Ref: Parameters for Blast

  For your iTAK protein blast, can you tell me what parameters you want to use, specifically 
  "Max Scores"
  "Max Alignments"
  "Significance Threshold"
  http://132.236.156.152/decypher/algo-tera-blast/tera-blastp_aa.shtml

Ref: How to backup/install iTAK database on a different computer

 Before backup/install, your destination computer already has apache and mysql installed.

 Step1. Copy /var/www/html/tools/itak/ and /var/www/cgi-bin/itak/ folders from server to your destination computer.

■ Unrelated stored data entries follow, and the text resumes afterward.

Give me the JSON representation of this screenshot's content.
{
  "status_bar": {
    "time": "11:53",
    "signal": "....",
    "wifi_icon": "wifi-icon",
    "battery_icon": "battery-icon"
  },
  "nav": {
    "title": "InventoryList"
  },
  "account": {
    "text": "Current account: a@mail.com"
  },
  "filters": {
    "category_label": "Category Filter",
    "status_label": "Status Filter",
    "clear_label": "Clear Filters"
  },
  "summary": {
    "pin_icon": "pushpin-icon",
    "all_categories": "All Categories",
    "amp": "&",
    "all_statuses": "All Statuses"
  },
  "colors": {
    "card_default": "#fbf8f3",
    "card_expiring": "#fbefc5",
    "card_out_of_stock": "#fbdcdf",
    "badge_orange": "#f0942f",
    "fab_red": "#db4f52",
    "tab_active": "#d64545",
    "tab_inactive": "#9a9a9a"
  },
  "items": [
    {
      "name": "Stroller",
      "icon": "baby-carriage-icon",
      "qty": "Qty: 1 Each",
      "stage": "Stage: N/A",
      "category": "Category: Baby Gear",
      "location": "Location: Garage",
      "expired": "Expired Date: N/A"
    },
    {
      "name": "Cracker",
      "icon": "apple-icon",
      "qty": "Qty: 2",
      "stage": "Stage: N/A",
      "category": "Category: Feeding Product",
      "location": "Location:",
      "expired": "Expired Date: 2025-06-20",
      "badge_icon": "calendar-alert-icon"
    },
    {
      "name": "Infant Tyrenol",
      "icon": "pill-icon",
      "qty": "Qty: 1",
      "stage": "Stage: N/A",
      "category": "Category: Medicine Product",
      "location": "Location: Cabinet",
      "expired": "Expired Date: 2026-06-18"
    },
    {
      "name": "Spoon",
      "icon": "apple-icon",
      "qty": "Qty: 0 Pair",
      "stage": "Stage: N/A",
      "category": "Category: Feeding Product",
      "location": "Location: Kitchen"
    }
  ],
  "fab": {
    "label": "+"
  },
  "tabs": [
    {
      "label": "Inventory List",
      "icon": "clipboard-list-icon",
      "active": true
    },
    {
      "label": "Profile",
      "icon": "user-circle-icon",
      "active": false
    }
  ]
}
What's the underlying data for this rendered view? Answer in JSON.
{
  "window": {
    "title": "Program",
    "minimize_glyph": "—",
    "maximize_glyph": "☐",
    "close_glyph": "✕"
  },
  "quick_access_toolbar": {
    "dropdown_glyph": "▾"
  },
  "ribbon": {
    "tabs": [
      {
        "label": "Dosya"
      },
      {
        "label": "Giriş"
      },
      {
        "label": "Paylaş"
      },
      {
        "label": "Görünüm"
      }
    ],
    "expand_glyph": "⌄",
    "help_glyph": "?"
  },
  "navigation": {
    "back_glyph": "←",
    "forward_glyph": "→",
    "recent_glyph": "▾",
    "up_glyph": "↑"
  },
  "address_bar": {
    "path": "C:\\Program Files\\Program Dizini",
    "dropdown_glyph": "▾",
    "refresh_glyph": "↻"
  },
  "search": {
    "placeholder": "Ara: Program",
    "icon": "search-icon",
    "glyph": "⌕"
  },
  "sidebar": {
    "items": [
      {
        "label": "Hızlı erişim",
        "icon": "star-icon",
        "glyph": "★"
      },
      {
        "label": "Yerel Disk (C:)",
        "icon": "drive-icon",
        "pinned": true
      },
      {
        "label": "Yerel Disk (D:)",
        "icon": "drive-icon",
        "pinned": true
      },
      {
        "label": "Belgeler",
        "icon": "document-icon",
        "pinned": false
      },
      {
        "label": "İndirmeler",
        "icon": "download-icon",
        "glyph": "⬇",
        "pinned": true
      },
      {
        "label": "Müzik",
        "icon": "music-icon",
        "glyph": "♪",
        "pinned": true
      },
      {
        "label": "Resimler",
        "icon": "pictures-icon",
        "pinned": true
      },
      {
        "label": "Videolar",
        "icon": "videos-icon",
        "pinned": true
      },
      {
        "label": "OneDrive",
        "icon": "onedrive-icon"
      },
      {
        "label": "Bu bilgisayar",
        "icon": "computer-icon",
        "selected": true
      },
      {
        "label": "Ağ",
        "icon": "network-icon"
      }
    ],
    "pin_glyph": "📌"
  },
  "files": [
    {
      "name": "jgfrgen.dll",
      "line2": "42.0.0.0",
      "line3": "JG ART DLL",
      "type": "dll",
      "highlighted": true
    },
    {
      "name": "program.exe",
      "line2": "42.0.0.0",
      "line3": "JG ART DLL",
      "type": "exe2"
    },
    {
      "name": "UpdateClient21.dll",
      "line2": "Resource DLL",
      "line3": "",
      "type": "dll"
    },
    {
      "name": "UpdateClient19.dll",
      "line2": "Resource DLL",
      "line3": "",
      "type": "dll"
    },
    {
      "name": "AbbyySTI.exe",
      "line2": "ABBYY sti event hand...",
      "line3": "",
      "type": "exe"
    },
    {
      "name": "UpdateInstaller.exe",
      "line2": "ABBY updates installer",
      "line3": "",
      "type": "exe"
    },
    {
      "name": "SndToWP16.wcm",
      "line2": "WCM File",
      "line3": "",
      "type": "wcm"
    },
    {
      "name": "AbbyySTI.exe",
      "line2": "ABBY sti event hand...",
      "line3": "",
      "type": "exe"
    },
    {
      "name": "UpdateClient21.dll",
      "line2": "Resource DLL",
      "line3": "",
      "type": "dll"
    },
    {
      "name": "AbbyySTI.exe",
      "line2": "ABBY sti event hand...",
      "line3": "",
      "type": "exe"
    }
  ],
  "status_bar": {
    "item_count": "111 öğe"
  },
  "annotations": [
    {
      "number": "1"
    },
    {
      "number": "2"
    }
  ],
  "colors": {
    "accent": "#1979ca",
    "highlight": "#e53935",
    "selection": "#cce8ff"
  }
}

 Step2. Create itak database and import database file into it. 
$ mysql -u root -p                                          # enter mysql
mysql> create database itak;                          # create itak database
$ mysql -uroot -p itak< itak_db_stru.mysql;      # import the structure of itak tables

# load dataset to itak tables
mysql> load data local infile "/var/www/cgi-bin/itak/mysql_database/versionN/category" into table itak.categroy;
mysql> load data local infile "/var/www/cgi-bin/itak/mysql_database/versionN/domain_table" into table itak.domain;
mysql> load data local infile "/var/www/cgi-bin/itak/mysql_database/versionN/family_table" into table itak.family;
mysql> load data local infile "/var/www/cgi-bin/itak/mysql_database/versionN/gene_table" into table itak.gene;
mysql> load data local infile "/var/www/cgi-bin/itak/mysql_database/versionN/family_summary" into table itak.family_summary;
mysql> load data local infile "/var/www/cgi-bin/itak/mysql_database/versionN/gene_domain_table" into table itak.gene_domain;
mysql> load data local infile "/var/www/cgi-bin/itak/mysql_database/versionN/gene_family_table" into table itak.gene_family;
mysql> load data local infile "/var/www/cgi-bin/itak/mysql_database/versionN/gene_annotation" into table itak.gene_annotation;

create user for itak database

mysql> create user itak;
mysql> grant select [insert, update, delete] on itak.* to itak@localhost identified by "itak"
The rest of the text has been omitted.